Palestinians have had to become very good at waiting. It's become a national sport.

A couple of the customs officers were Israeli Arabs - Arabs whose parents accepted Israeli nationality between 1949 and 1967, and passed it onto their children and their children's children forming a bit of a human border area between Israel and Palestine. I wondered where the border area lay between identity papers and human souls. Both Hani and Ahmad took a subservient attitude, verbally bowing and scraping to the officials, as they attempted to negotiate the boxes through.

'Wait. Just wait.'

'For how many hours?'

'Just. Wait.'

My Palestinian travel companions were well searched. 'Have you got any money here for Hamas? Are you sure? Have you had many more casualties at the hospital during and since the war?' I wondered about the purpose of this final question. Was it simply to rub in some salt?

After three hours we were allowed to have our passports stamped, though I made sure they stamped mine on a piece of paper. An Israeli departure stamp in a passport would mean no entry to Arab countries. We struggled through the first revolving gate with our kit, passing each medical box through individually, after which we wheeled the fold up trolley through a kilometre of wired tunnel with corrugated iron roof, past ditches of fetid water, scattered broken cement drainage pipes and barbed wire. The no mans land seemed a greedy amount of space compared to the little snip of land it buffers. Gaza has a population of 1.8 million, clustered tightly over a surface area of 360km squared. I imagined what could be grown on this buffer's fertile soil.




We looked back at the looming watch towers and the huge wall - everything created from the same, grey cement matching the brooding clouds. The very same grey cement that is used in such a beautiful way in Israel's architecture, including Yad Vashem. No such aesthetic attention paid here on the border. And hardly a human to be seen but for the little trickle of people in the wire tunnel, us on foot, and a golf buggy of Palestinians headed in the other direction. As we approached the first checkpoint on the other side, hailstones pelted us from the sky and everyone waiting ran for cover, dragging their bags and an elderly man in a wheelchair through the muddy puddles.

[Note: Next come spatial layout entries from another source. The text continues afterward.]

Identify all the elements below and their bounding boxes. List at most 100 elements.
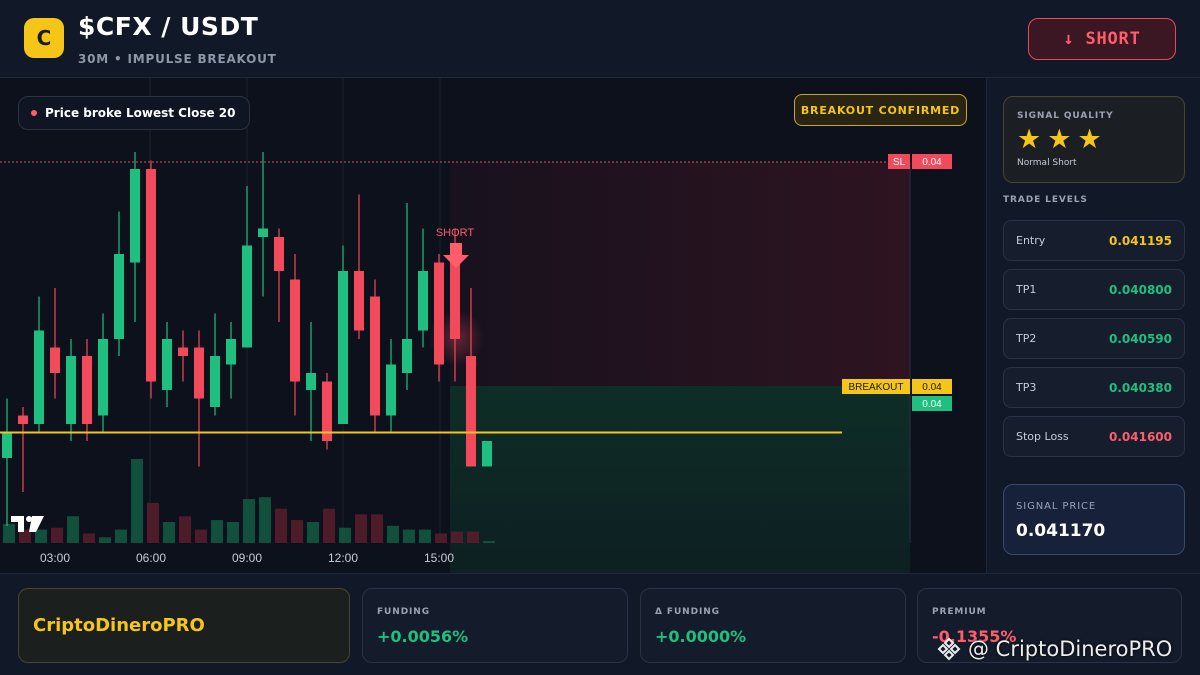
tradingview-logo-icon[interactable] <box>10 514 46 534</box>
level-entry: Entry 0.041195 <box>1003 220 1185 261</box>
volume-bar <box>259 497 271 543</box>
time-tick-label: 09:00 <box>232 551 262 565</box>
volume-bar <box>99 537 111 543</box>
time-axis: 03:00 06:00 09:00 12:00 15:00 <box>40 551 454 565</box>
short-button[interactable]: ↓ SHORT <box>1028 18 1176 60</box>
volume-bar <box>467 531 479 543</box>
price-chart[interactable]: SHORT SL 0.04 BREAKOUT 0.04 0.04 03:00 06… <box>0 78 986 573</box>
candle-body <box>82 356 92 424</box>
rating-stars: ★ ★ ★ <box>1017 125 1102 155</box>
signal-quality-label: SIGNAL QUALITY <box>1017 111 1114 121</box>
volume-bar <box>371 514 383 543</box>
svg-text:0.04: 0.04 <box>922 157 942 168</box>
time-tick-label: 12:00 <box>328 551 358 565</box>
candlestick-chart[interactable]: SHORT SL 0.04 BREAKOUT 0.04 0.04 03:00 06… <box>0 78 986 573</box>
level-stop-loss: Stop Loss 0.041600 <box>1003 416 1185 457</box>
candle-body <box>306 373 316 390</box>
candle-body <box>162 339 172 390</box>
candle-body <box>370 296 380 416</box>
candle-body <box>66 356 76 424</box>
delta-funding-label: Δ FUNDING <box>655 607 720 617</box>
svg-text:SL: SL <box>893 157 906 168</box>
signal-quality-card: SIGNAL QUALITY ★ ★ ★ Normal Short <box>1003 96 1185 183</box>
level-value: 0.041600 <box>1108 429 1172 444</box>
reward-zone <box>450 386 910 573</box>
time-tick-label: 15:00 <box>424 551 454 565</box>
candle-body <box>98 339 108 416</box>
level-value: 0.041195 <box>1108 233 1172 248</box>
candle-body <box>482 441 492 467</box>
volume-bar <box>67 516 79 543</box>
candle-body <box>34 330 44 424</box>
candle-body <box>386 364 396 416</box>
level-name: TP2 <box>1016 332 1037 345</box>
volume-bar <box>147 502 159 543</box>
binance-icon <box>937 637 961 661</box>
watermark: @ CriptoDineroPRO <box>936 634 1172 664</box>
candle-body <box>114 254 124 339</box>
candle-body <box>258 228 268 237</box>
candle-body <box>130 169 140 263</box>
funding-card: FUNDING +0.0056% <box>362 588 628 663</box>
svg-text:0.04: 0.04 <box>922 399 942 410</box>
level-value: 0.040800 <box>1108 282 1172 297</box>
signal-price-label: SIGNAL PRICE <box>1016 501 1097 512</box>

A clutch of people assembled at the second check point where this time, Hamas customs officials were looking through bags. A group of Chilean surgeons had travelled across the world to help out in a Gazan hospital. Chile has the largest Palestinian population outside of the West Bank. They spoke very little English and no Arabic. I found myself with an unusual translation task as the bearded customs man waved bottles of Bethlehem wine at a Chilean surgeon, asking him in Arabic if he had any more bottles of alcohol on his person. Alcohol is forbidden here under Hamas' strict Islamic leadership. The confused looking Chilean pulled out some miniature whisky bottles from his combat trousers and handed them over.

A young man in immaculate jeans and shoes, somehow clean despite the puddles, a neat scarf and smart red glasses framing his bright, brown eyes approached and introduced himself. He was Sami, my fixer for the two days. He took my tripod and one heavy bag of kit from me and placed it carefully in the boot and encouraged me to take off my headscarf: 'We're not in Afghanistan, you know!' he laughed. We drew away from the border area through more puddles and pot holes towards Gaza City. A couple of wiry young boys on a horse drawn cart raced our Skoda up the muddy slope.